“An angry person stirs up conflict, and a hot-tempered person commits many sins.” — Proverbs 29:22
To be honest, it was rather funny: The soccer coach on the sideline completely losing it over something that occurred on the field, then proceeding to kick a crate on the sideline in anger, only to get his foot caught in the crate and suddenly subject himself to a hilariously embarrassing moment. Hopping over to the bench, he had to sit down and untangle his shoe from the crate, all the while attempting to somehow save face over the situation.
While certainly humorous, there was also a great lesson to be learned from this little incident with the soccer coach. Anger and unchecked temper never really get you anywhere. Even though it is certainly a natural response to life and people’s unpredictability, losing it over circumstances that are usually out of your control only leads to words and actions you later regret.
As a player and a coach, it’s understandable why you can look at things and notice avoidable mistakes or mishaps. It’s obviously discouraging and frustrating when that happens. When you feel like you could’ve prevented something, it’s hard to deal with that feeling sometimes. But often, things said or done in a moment of anger or rage usually end up being things you’re not proud of, leading to apologies later on.
The Bible speaks extensively about reigning in your temper and watching that you don’t let your passions get to an uncontrollable point. Because, when they do, other people end up getting hurt and you end up feeling very badly about what happened. Calm, cooler heads are always the ones that are praised in Scripture, because God always blesses those who seek peace over those who unnecessarily stir up strife and provoke others.
Winning and perfection can sometimes become so important to you as a player, coach or even a parent, that anything less is taken personally as failure and a reflection on your personal pride. The anger and frustration can be evidence of where your priorities really are, and what’s truly important to you — not the enjoyment of the game, not the people you get to do it with, but rather your own unrealistic expectations both for yourself and those around you.
Not only does the Bible say that those who are slow to anger are wise (Proverbs 14:29) and diffuse contention (Proverbs 15:18), but it also encourages people of peace not to befriend someone given to consistent anger (Proverbs 22:24). Benjamin Franklin was correct when he wrote, “Anger is never without reason, but seldom with a good one.” If you are to build a winning life, you need to learn how to curb that temper and not let it get in the way of what really matters.

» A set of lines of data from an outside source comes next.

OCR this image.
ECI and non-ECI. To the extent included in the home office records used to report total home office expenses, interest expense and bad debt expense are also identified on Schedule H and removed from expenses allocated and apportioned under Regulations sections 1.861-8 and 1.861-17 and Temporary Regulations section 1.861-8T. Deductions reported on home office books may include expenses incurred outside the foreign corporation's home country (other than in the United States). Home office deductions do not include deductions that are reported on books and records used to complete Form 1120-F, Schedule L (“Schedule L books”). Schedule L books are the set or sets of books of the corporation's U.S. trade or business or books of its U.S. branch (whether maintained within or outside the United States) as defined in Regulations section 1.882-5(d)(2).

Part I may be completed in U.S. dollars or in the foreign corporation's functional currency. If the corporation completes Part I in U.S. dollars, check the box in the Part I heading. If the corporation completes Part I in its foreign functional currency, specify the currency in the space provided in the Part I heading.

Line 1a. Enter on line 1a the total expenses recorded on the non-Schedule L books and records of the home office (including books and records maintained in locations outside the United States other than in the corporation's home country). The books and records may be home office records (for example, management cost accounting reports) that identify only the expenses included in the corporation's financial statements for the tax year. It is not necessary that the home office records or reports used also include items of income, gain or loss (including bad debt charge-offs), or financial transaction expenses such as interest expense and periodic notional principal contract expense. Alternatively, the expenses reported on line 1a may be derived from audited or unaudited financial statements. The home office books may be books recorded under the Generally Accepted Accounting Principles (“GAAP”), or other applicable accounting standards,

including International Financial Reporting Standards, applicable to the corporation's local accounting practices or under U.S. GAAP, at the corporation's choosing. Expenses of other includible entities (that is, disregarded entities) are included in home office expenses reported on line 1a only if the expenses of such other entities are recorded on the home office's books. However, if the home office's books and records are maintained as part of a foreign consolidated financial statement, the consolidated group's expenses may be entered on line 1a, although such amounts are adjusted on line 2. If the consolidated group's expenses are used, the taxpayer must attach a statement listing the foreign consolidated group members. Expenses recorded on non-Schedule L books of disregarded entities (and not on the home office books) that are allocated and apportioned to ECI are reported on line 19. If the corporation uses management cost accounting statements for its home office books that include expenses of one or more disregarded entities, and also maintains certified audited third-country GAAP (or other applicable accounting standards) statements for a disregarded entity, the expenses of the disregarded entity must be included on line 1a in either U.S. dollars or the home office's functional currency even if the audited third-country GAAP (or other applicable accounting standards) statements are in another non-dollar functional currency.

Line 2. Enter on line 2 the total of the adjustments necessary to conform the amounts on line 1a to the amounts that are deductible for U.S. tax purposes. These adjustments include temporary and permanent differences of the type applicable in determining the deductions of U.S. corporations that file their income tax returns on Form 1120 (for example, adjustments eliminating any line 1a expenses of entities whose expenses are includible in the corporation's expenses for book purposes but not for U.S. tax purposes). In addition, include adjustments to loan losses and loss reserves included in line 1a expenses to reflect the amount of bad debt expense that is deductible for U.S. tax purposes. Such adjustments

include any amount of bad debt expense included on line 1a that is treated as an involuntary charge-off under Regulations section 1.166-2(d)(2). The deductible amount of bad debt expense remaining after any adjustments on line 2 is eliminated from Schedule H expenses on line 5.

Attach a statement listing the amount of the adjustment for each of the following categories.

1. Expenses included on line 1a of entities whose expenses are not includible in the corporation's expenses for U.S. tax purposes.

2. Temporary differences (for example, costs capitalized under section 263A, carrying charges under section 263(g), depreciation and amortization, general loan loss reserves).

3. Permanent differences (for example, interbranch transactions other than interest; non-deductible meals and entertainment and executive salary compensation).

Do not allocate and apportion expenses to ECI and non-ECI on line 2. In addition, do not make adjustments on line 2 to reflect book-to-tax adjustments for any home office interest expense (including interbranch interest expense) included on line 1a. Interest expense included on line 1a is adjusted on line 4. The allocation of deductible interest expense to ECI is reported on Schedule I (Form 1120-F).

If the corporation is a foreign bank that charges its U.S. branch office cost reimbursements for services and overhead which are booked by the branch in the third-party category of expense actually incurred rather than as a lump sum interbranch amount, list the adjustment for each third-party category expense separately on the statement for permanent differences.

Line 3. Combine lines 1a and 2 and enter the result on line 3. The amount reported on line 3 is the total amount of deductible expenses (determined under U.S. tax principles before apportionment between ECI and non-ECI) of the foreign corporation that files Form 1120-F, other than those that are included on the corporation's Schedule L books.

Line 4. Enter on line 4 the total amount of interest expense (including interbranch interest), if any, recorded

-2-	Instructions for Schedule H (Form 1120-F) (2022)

Allowing God’s grace to flow through you allows you to keep the big picture in mind: In the end, you won’t play or coach forever. But you will build memories forever. You’ll build relationships forever. You’ll create a reputation that lasts forever. How you want to be remembered and what you leave behind starts with how you handle yourself in all circumstances — both as an athlete or coach and as a follower of Jesus Christ.